Martinique is officially part of France, just like Hawaii and Alaska are a part of America. We have a French courtesy flag flying on our boat right now. There are French people everywhere and Marin is primarily a small town with a really big marina - so the yachting world and European atmosphere somewhat overpowers the Caribbean feel here. I've met more French people than West Indians in this place. So we discovered that in this particular harbor, only special people are allowed to pay for wireless internet - people who are also paying the marina to perch on their dock. Being that we aren't that kind of special, we found that a local bar quite close to our anchorage had wireless access. So Quay 13, pronounce "kay trez," became our home away from home. I am now on quite good terms with the entire staff at Quay 13 - including Samir who brings me an endless supply of olives and lends me his computer, Cindi and Solan, the lovely bartenders with whom I try to practice my French, and Solan's young son Wilson, an adorable little monster wih skin the color of creme brulee, big blue eyes and an afro of tousled brown blonde curls standing out in all directions. Then of course, there is William, one of the owners, who has declared himself my personal tour guide and has already graciously taken me on a day of adventures.

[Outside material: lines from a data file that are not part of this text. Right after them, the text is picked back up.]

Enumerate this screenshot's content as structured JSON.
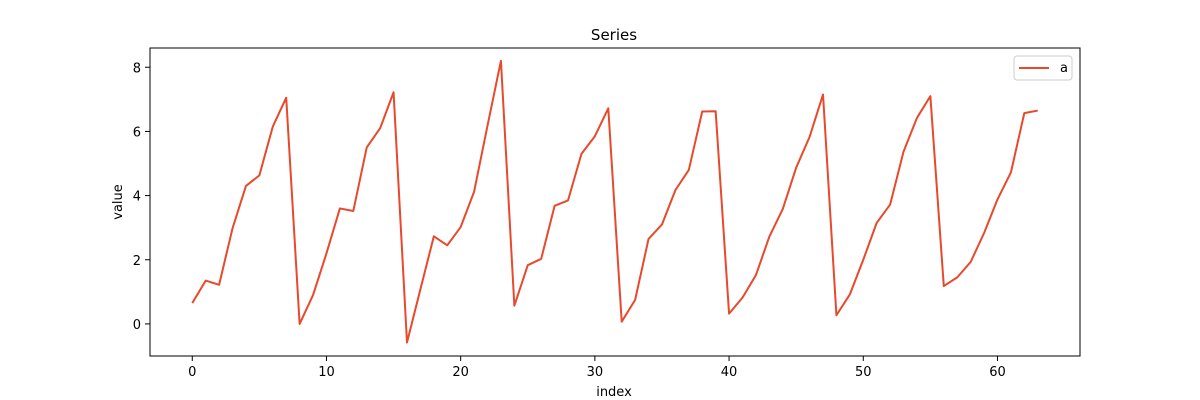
{
  "chart_data": {
    "type": "line",
    "title": "Series",
    "xlabel": "index",
    "ylabel": "value",
    "xlim": [
      -3.15,
      66.15
    ],
    "ylim": [
      -1.0,
      8.6
    ],
    "xticks": [
      0,
      10,
      20,
      30,
      40,
      50,
      60
    ],
    "yticks": [
      0,
      2,
      4,
      6,
      8
    ],
    "grid": false,
    "legend": {
      "placement": "top-right"
    },
    "series": [
      {
        "name": "a",
        "color": "#e8492c",
        "x": [
          0,
          1,
          2,
          3,
          4,
          5,
          6,
          7,
          8,
          9,
          10,
          11,
          12,
          13,
          14,
          15,
          16,
          17,
          18,
          19,
          20,
          21,
          22,
          23,
          24,
          25,
          26,
          27,
          28,
          29,
          30,
          31,
          32,
          33,
          34,
          35,
          36,
          37,
          38,
          39,
          40,
          41,
          42,
          43,
          44,
          45,
          46,
          47,
          48,
          49,
          50,
          51,
          52,
          53,
          54,
          55,
          56,
          57,
          58,
          59,
          60,
          61,
          62,
          63
        ],
        "values": [
          0.65,
          1.35,
          1.22,
          2.98,
          4.3,
          4.63,
          6.15,
          7.05,
          0.0,
          0.9,
          2.2,
          3.6,
          3.52,
          5.5,
          6.1,
          7.22,
          -0.58,
          1.08,
          2.73,
          2.45,
          3.02,
          4.12,
          6.18,
          8.2,
          0.57,
          1.83,
          2.03,
          3.68,
          3.85,
          5.3,
          5.85,
          6.72,
          0.07,
          0.75,
          2.65,
          3.1,
          4.17,
          4.8,
          6.62,
          6.63,
          0.32,
          0.82,
          1.52,
          2.72,
          3.58,
          4.87,
          5.83,
          7.15,
          0.27,
          0.92,
          2.0,
          3.15,
          3.72,
          5.37,
          6.42,
          7.1,
          1.18,
          1.45,
          1.93,
          2.83,
          3.88,
          4.72,
          6.57,
          6.65
        ]
      }
    ]
  }
}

He picked me up on his motorcycle and asked "Do you like to go fast?" Haha. Silly question, my friend. So we sped off through the Martinique countryside, with the sun shining, the wind flying by and the lush greenery scrolling past like a moving painting of pastoral charm. At one point, we came to a field of white cows. The grass was so incredibly green; that kind of lemony green, like it had swallowed a bit of sunlight and was burning from within. And the cows were very regal looking. If you could imagine cows less plump and more angular, and looking at the world arond them in a very buddhist-like detached state as if nothing could phase them. White cows with sunlight blazing off their fur. White cows standing, and lying down, in groups of two or three, and alone, and staring - all defined by that green, green grass. And sitting amongst, around, and on the backs of some of the cows were white egrets adding even a touch more elegance to a scene which belonged painted on a delicate and frilly piece of china - or hanging in a museum somewhere. In the background, a French plantation villa sprawled on the hillside framed with gently waving palms. Bougainvillea and a multitude of other wildflowers oozed down the slopes encroaching on the green with feathered feelers.

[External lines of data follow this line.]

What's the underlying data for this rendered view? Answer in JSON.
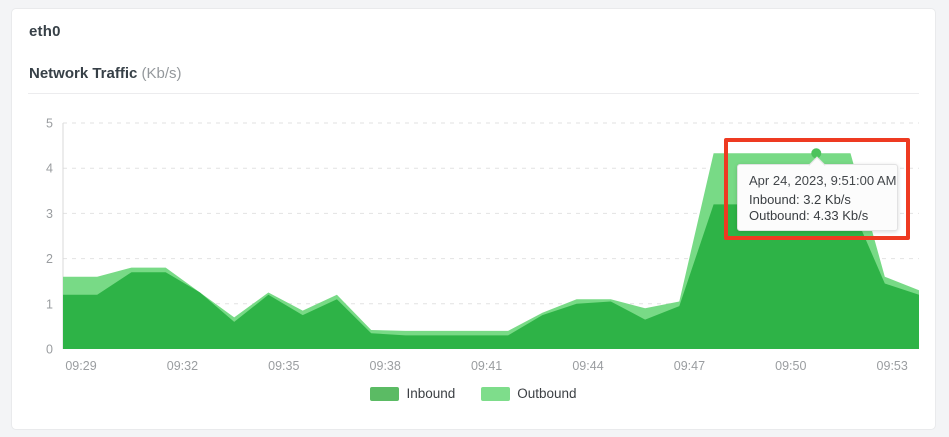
{
  "card": {
    "title": "eth0",
    "chart_title": "Network Traffic",
    "chart_title_unit": "(Kb/s)"
  },
  "colors": {
    "page_background": "#f3f4f6",
    "card_background": "#ffffff",
    "grid": "#e2e2e2",
    "axis_line": "#d9d9d9",
    "axis_text": "#9a9da0",
    "annotation_red": "#ee3a21"
  },
  "chart_data": {
    "type": "area",
    "title": "Network Traffic (Kb/s)",
    "xlabel": "",
    "ylabel": "",
    "ylim": [
      0,
      5
    ],
    "y_ticks": [
      0,
      1,
      2,
      3,
      4,
      5
    ],
    "grid": "horizontal-dashed",
    "legend_position": "bottom-center",
    "x": [
      "09:29",
      "09:30",
      "09:31",
      "09:32",
      "09:33",
      "09:34",
      "09:35",
      "09:36",
      "09:37",
      "09:38",
      "09:39",
      "09:40",
      "09:41",
      "09:42",
      "09:43",
      "09:44",
      "09:45",
      "09:46",
      "09:47",
      "09:48",
      "09:49",
      "09:50",
      "09:51",
      "09:52",
      "09:53",
      "09:54"
    ],
    "x_tick_labels": [
      "09:29",
      "09:32",
      "09:35",
      "09:38",
      "09:41",
      "09:44",
      "09:47",
      "09:50",
      "09:53"
    ],
    "series": [
      {
        "name": "Inbound",
        "color": "#2eb347",
        "legend_color": "#5bbb64",
        "values": [
          1.2,
          1.2,
          1.7,
          1.7,
          1.25,
          0.6,
          1.2,
          0.75,
          1.1,
          0.35,
          0.3,
          0.3,
          0.3,
          0.3,
          0.75,
          1.0,
          1.05,
          0.65,
          0.95,
          3.2,
          3.2,
          3.2,
          3.2,
          3.2,
          1.45,
          1.2
        ]
      },
      {
        "name": "Outbound",
        "color": "#78da86",
        "legend_color": "#7edd8b",
        "values": [
          1.6,
          1.6,
          1.8,
          1.8,
          1.25,
          0.7,
          1.25,
          0.85,
          1.2,
          0.42,
          0.4,
          0.4,
          0.4,
          0.4,
          0.8,
          1.1,
          1.1,
          0.9,
          1.05,
          4.33,
          4.33,
          4.33,
          4.33,
          4.33,
          1.6,
          1.3
        ]
      }
    ]
  },
  "tooltip": {
    "timestamp": "Apr 24, 2023, 9:51:00 AM",
    "lines": [
      "Inbound: 3.2 Kb/s",
      "Outbound: 4.33 Kb/s"
    ],
    "point_time": "09:51",
    "point_index": 22,
    "point_value": 4.33,
    "dot_color": "#4cc35d"
  },
  "annotation": {
    "type": "highlight-box",
    "color": "#ee3a21"
  }
}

Later I saw a tree. A tree with no leaves, only bare branches, all reaching out to form a fan above it's trunk. And in every nook of every branch was an egret standing. Maybe 30 of them all splayed out evenly as if they had discussed the pattern of their arrangement ahead of time so as to make a perfect picture of balance and natural symmetry. I may be the only person who now knows that egrets DO grow on trees. But I tell you, I believe.








Later we arrived at the Petrified Forest, a place William had never been. As we hiked through a tunnel of jungle-like foliage we saw a mongoose stalk past low to the ground with its tail straight out behind it like a hunting dog pointing towards its prize. The air was choked with butterflies (papillon) in butter, amethyst, and tangerine. There was a little wooden bridge accessed by stepping stones leading us into le foret de petrification. William kept saying as we were hiking in "Ou est le fucking foret?" (Where is the fucking forest?) It was a bit hard to see the forest, certainment. Like most petrified sites, picked over for years by ravenous trinket hungry tourists, there was not much left of the forest but a few rocklike objects which looked like they might have tree circles. But the coastline was gorgeous and the windward side of the island as always gave me great pleasure as the wind ripped across the landscape and huge waves crashed upon the jagged rocks in an endless interchange of wave theory and resonance, communion and interference, rage and stillness and perpetual motion. That crashing semi-rhythmic pulse reminds me that being on the water and being at the water's edge - where it meets it's antithesis, the hard for it's soft, the shape for it's no shape, the canvass on which it pounds out it's symphony - are two very different things, both holding great merit.

We failed to find the elusive foret, but were not unsatisfied with the journey nevertheless.